WRITINGS

R.I.P. MossCam

The InnerGeek "Geek Test" v. 3.1.4 circa 2003

August 1, 2021


A friend whom I've known since the 1980s reached out to me the other day and, in our conversation, called me "G2," which was her code for a Geek God. I was reminded of when everyone in our lab took the official 1999 "Geek Test" at www.innergeek.us. It's still online the last time I checked. The test was curious; I'd never called myself a geek, but as I answered the questions, my score pegged the needle for the highest category in their geek classification, a "dysfunctional geek!" I was immediately put off by the negativity associated with dysfunction, so I retook the test and "adjusted" a few of my answers, which settled me into a more respectable category of "Geek God."

Years later, I recognize the "inner truth" of that test.
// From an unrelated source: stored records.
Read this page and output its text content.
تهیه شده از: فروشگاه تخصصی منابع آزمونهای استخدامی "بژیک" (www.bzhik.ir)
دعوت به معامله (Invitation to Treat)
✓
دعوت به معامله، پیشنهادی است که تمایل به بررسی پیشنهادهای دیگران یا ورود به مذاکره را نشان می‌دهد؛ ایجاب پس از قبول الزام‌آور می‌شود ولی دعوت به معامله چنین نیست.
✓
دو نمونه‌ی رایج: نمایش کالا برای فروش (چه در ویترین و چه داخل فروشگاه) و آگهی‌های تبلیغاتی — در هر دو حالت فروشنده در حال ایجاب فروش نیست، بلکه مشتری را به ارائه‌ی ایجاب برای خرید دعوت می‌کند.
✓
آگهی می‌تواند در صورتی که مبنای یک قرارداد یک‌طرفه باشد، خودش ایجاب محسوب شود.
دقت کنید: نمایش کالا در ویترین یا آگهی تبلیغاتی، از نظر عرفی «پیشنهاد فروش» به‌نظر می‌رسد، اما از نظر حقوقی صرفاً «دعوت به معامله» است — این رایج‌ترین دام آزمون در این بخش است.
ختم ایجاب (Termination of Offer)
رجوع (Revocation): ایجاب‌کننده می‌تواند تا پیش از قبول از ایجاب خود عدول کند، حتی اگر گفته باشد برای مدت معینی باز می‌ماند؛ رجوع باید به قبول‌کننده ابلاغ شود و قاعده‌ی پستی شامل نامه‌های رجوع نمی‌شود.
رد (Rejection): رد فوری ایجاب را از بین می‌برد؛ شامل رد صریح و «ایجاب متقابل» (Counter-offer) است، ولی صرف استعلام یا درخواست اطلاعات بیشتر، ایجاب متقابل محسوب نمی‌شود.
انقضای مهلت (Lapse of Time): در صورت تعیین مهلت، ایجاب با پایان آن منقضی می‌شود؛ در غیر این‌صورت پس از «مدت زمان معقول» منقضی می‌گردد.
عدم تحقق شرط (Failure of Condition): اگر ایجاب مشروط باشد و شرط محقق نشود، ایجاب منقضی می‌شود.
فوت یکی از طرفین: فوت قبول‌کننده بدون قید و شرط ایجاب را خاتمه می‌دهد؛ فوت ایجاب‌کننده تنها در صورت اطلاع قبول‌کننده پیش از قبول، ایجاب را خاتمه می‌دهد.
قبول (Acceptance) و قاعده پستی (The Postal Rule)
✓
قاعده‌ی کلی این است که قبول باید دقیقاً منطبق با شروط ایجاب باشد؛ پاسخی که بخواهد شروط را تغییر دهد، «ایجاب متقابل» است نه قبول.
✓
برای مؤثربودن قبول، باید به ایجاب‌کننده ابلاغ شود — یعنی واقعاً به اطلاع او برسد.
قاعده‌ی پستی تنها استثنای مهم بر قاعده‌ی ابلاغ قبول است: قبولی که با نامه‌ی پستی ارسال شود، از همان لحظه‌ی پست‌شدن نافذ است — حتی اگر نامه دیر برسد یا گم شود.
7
In the 1970s, the label "geek" or "nerd" was obscure enough that most of my friends and I ignored the negative connotation of the time and preferred to be called science majors. I suppose "egghead" would have been a more period badge of honor for those of us who chose to be immersed in science, mathematics, engineering, and science fiction studies. None of us ever came close to becoming "jocks" or took athletics seriously; we were ruthless competitors when it came to the school science fair, academic decathlons, and the hierarchy of regional competitions to which we inevitably aspired.

example of an extra-large teaching slide rule

As a personal footnote, the HP-35 scientific calculator (with its reverse-Polish notation) that I bought when I graduated high school finally bit the dust around 1995. Not a significant loss since it had already been displaced by my Casio scientific calculator watch and the latest Apple Newton MessagePad 2100. But a slide rule was a lost treasure, an artifact that Indiana Jones might have found in the well of souls in an alternative universe!
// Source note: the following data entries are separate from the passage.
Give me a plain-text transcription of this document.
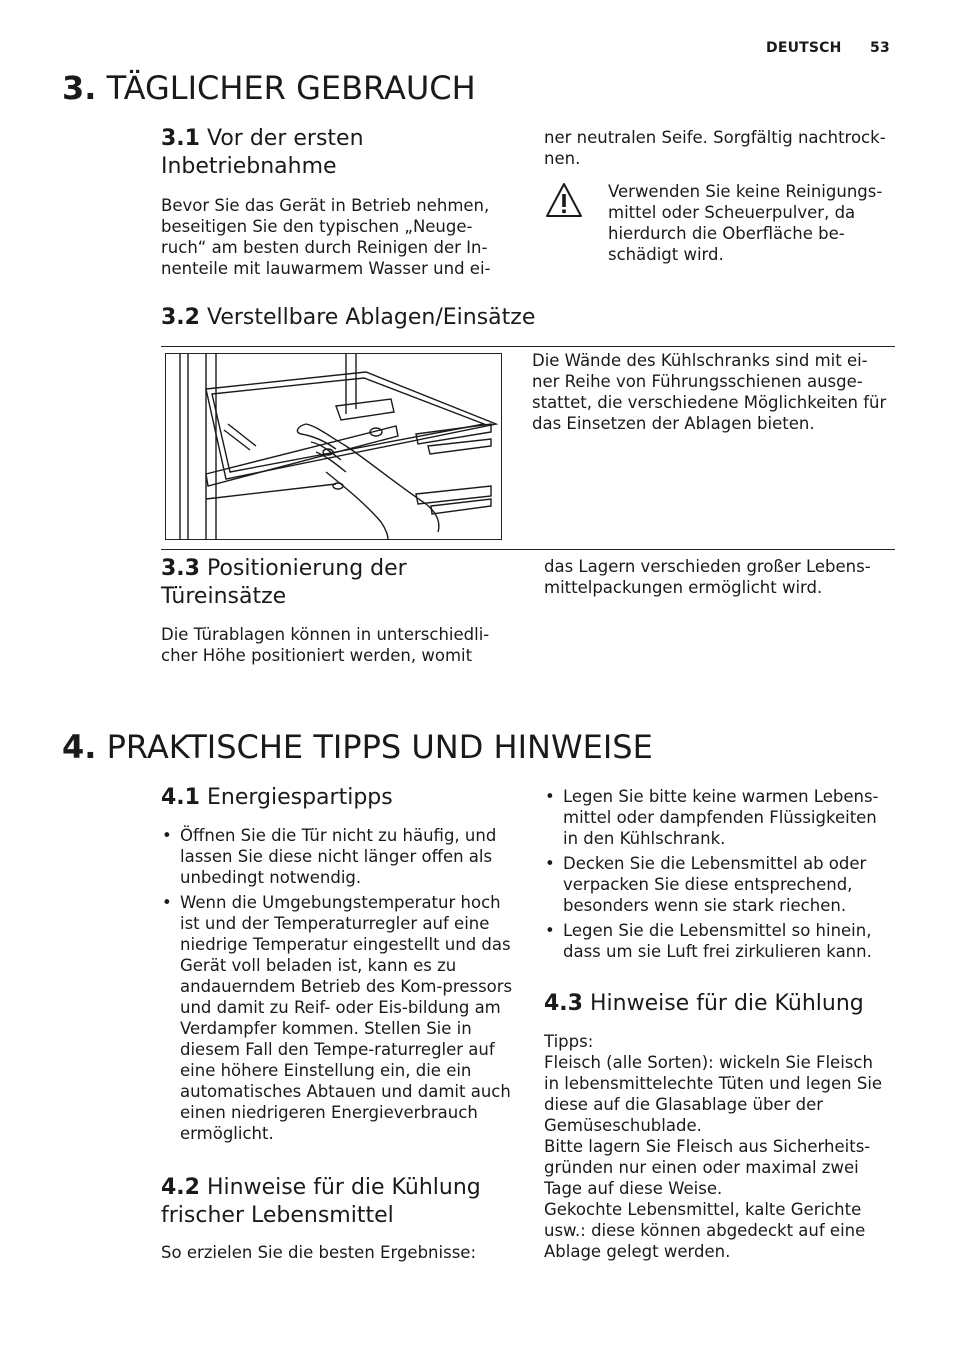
DEUTSCH 53
3. TÄGLICHER GEBRAUCH
3.1 Vor der ersten
Inbetriebnahme
Bevor Sie das Gerät in Betrieb nehmen, beseitigen Sie den typischen „Neuge-ruch“ am besten durch Reinigen der In-nenteile mit lauwarmem Wasser und ei-
ner neutralen Seife. Sorgfältig nachtrock-nen.
Verwenden Sie keine Reinigungs-mittel oder Scheuerpulver, da hierdurch die Oberfläche be-schädigt wird.
3.2 Verstellbare Ablagen/Einsätze
Die Wände des Kühlschranks sind mit ei-ner Reihe von Führungsschienen ausge-stattet, die verschiedene Möglichkeiten für das Einsetzen der Ablagen bieten.
3.3 Positionierung der
Türeinsätze
Die Türablagen können in unterschiedli-cher Höhe positioniert werden, womit
das Lagern verschieden großer Lebens-mittelpackungen ermöglicht wird.
4. PRAKTISCHE TIPPS UND HINWEISE
4.1 Energiespartipps
• Öffnen Sie die Tür nicht zu häufig, und lassen Sie diese nicht länger offen als unbedingt notwendig.
• Wenn die Umgebungstemperatur hoch ist und der Temperaturregler auf eine niedrige Temperatur eingestellt und das Gerät voll beladen ist, kann es zu andauerndem Betrieb des Kom-pressors und damit zu Reif- oder Eis-bildung am Verdampfer kommen. Stellen Sie in diesem Fall den Tempe-raturregler auf eine höhere Einstellung ein, die ein automatisches Abtauen und damit auch einen niedrigeren Energieverbrauch ermöglicht.
4.2 Hinweise für die Kühlung
frischer Lebensmittel
So erzielen Sie die besten Ergebnisse:
• Legen Sie bitte keine warmen Lebens-mittel oder dampfenden Flüssigkeiten in den Kühlschrank.
• Decken Sie die Lebensmittel ab oder verpacken Sie diese entsprechend, besonders wenn sie stark riechen.
• Legen Sie die Lebensmittel so hinein, dass um sie Luft frei zirkulieren kann.
4.3 Hinweise für die Kühlung
Tipps:
Fleisch (alle Sorten): wickeln Sie Fleisch in lebensmittelechte Tüten und legen Sie diese auf die Glasablage über der Gemüseschublade.
Bitte lagern Sie Fleisch aus Sicherheits-gründen nur einen oder maximal zwei Tage auf diese Weise.
Gekochte Lebensmittel, kalte Gerichte usw.: diese können abgedeckt auf eine Ablage gelegt werden.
Before the personal computer era took off, the first computer language I learned was Fortran 77, encoded onto punched cards and fed into the "Jaws of the Beast," as I called our university IBM 360 mainframe. These "jobs" were generally run at night, and the printed output could be picked up in the morning to debug and modify as needed. This left time in the day for other pursuits, like stalking the library's special collections for rare books, feeding the electric fishes and carnivorous plants I propagated in my professor's lab, or making chain mail rings to repair my SCA armor. As Robert Heinlein once said, "specialization is for insects."

"The Beast" an IBM 360 mainframe at Cal Poly in 1975

It wasn't long before one of my professors gained dial-up access to a new PDP-10 mainframe located at the nearby Claremont College, and this game-changer opened the flood gates for online gaming. The "brainchildren" of then-graduate student Don Daglow were the games he ported to this timesharing computer…Dungeon (based on D&D) and a text-based version of Star Trek. Using a dial-up modem, we could play these early video games any chance, either from the university lab or at home, as long as we were loaned a portable terminal. Talk about a time sink! We would game with people we had never met… well; they mainly were other students at our respective universities. Still, the brilliance of timesharing was the immediacy of interaction that was impossible to duplicate using card punch technology.
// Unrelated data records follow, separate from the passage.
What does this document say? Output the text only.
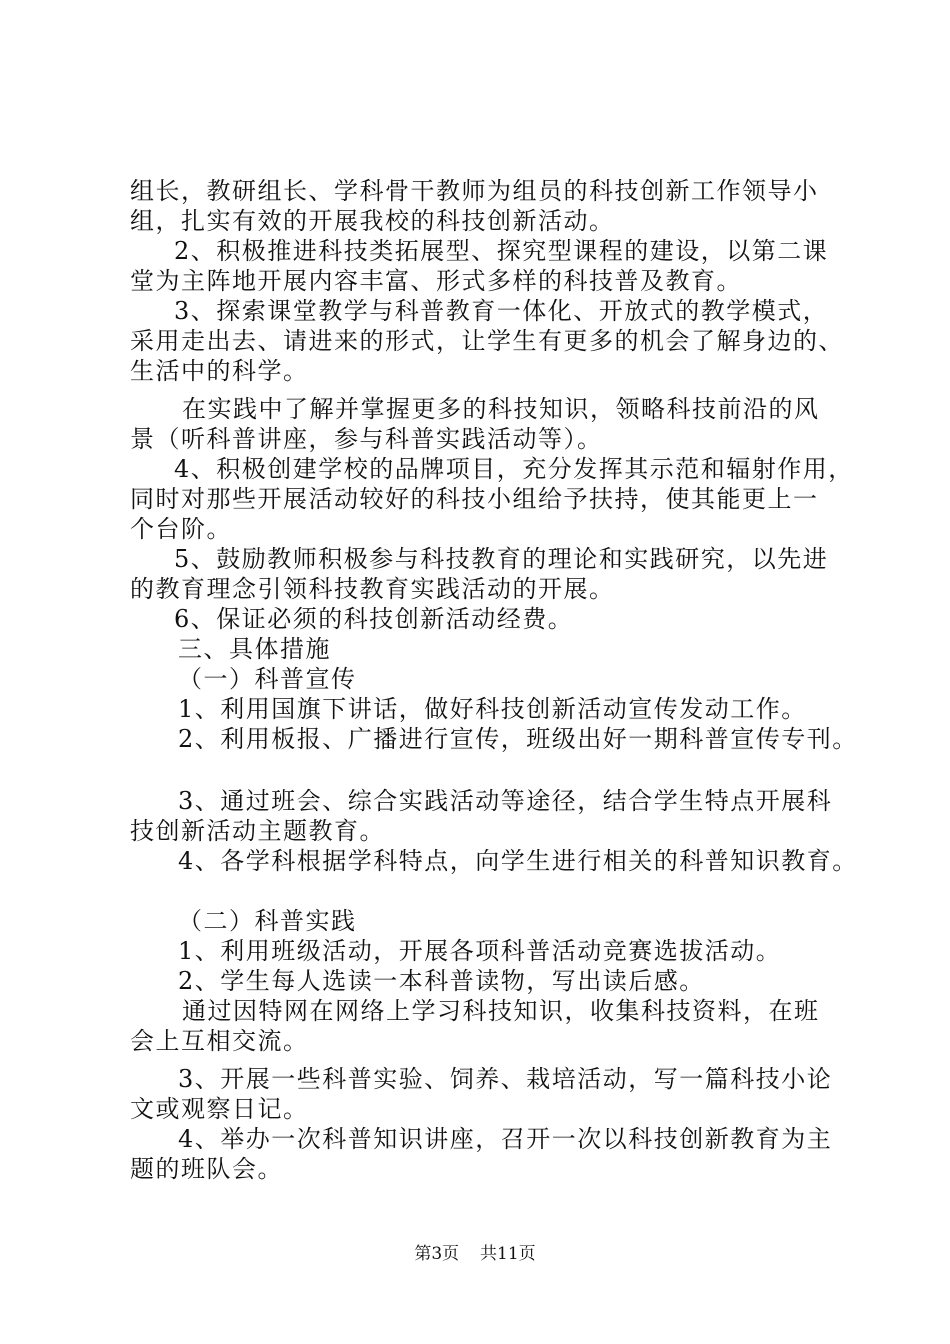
组长，教研组长、学科骨干教师为组员的科技创新工作领导小
组，扎实有效的开展我校的科技创新活动。
2、积极推进科技类拓展型、探究型课程的建设，以第二课
堂为主阵地开展内容丰富、形式多样的科技普及教育。
3、探索课堂教学与科普教育一体化、开放式的教学模式，
采用走出去、请进来的形式，让学生有更多的机会了解身边的、
生活中的科学。
在实践中了解并掌握更多的科技知识，领略科技前沿的风
景（听科普讲座，参与科普实践活动等）。
4、积极创建学校的品牌项目，充分发挥其示范和辐射作用，
同时对那些开展活动较好的科技小组给予扶持，使其能更上一
个台阶。
5、鼓励教师积极参与科技教育的理论和实践研究，以先进
的教育理念引领科技教育实践活动的开展。
6、保证必须的科技创新活动经费。
三、具体措施
（一）科普宣传
1、利用国旗下讲话，做好科技创新活动宣传发动工作。
2、利用板报、广播进行宣传，班级出好一期科普宣传专刊。
3、通过班会、综合实践活动等途径，结合学生特点开展科
技创新活动主题教育。
4、各学科根据学科特点，向学生进行相关的科普知识教育。
（二）科普实践
1、利用班级活动，开展各项科普活动竞赛选拔活动。
2、学生每人选读一本科普读物，写出读后感。
通过因特网在网络上学习科技知识，收集科技资料，在班
会上互相交流。
3、开展一些科普实验、饲养、栽培活动，写一篇科技小论
文或观察日记。
4、举办一次科普知识讲座，召开一次以科技创新教育为主
题的班队会。
第3页 共11页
from the source code of an early version of the Star Trek game

Information theory was proliferating during the 1970s, and I was drawn to one professor in our science department who was a world expert in the field of General Systems Theory. He shared ideas about organizing all scientific information and encoding it into computers to map the hierarchical relationships within and between knowledge domains. First, professor Troncale talked about linkage propositions and principal systems concepts, meta-humans, and hypertext programming. Then, he recruited me and a small army of students to input hierarchically organized facts from thousands of 3x5" cards about hundreds of different topics that would be analogous to leaves. Leaves connect to twigs, which relate to other twigs on branches, and so forth. If you consider vines growing on this tree, a vine might associate one leaf, twig, or stem from one trunk to another or even a different tree. These were the linkages, and our tree-like databases were precursors of mind-maps, a term that later took hold in the late 1980s. Today, Mind-Maps are used by researchers, libraries, and corporations to organize knowledge, including mine!

from the source code of an early version of the Star Trek game

Around the middle of my undergraduate training, I became interested in the first personal computer you could build from a mail-order kit. It was advertised in the magazine "Popular Electronics," which I had subscribed to since my early high school years. The equipment cost me my entire month of summer salary, but I couldn't wait to get my hands on it. Assembling the computer was straightforward, but the programming was somewhat arcane until a start-up company called MICROSOFT came out with a programming language called Altair BASIC. Bill Gates was my age but became a college dropout to start his small business. His college buddy, Paul Allen, successfully completed Harvard and joined Gates to help him land the contract to provide the BASIC interpreter for the Altair. Interestingly, neither Gates nor Allen had written any code for the Altair, but their bluff was not called, and the project was successful, ultimately leading to a much larger contract with IBM. But that's an entirely different story…

Even today, I am still proud of my secret title, "Geek God." I earned the distinction via my insatiable interest in the minutiae of the sciences and its infinite interconnections, interrelationships, and mind-boggling complexity that defines the natural world.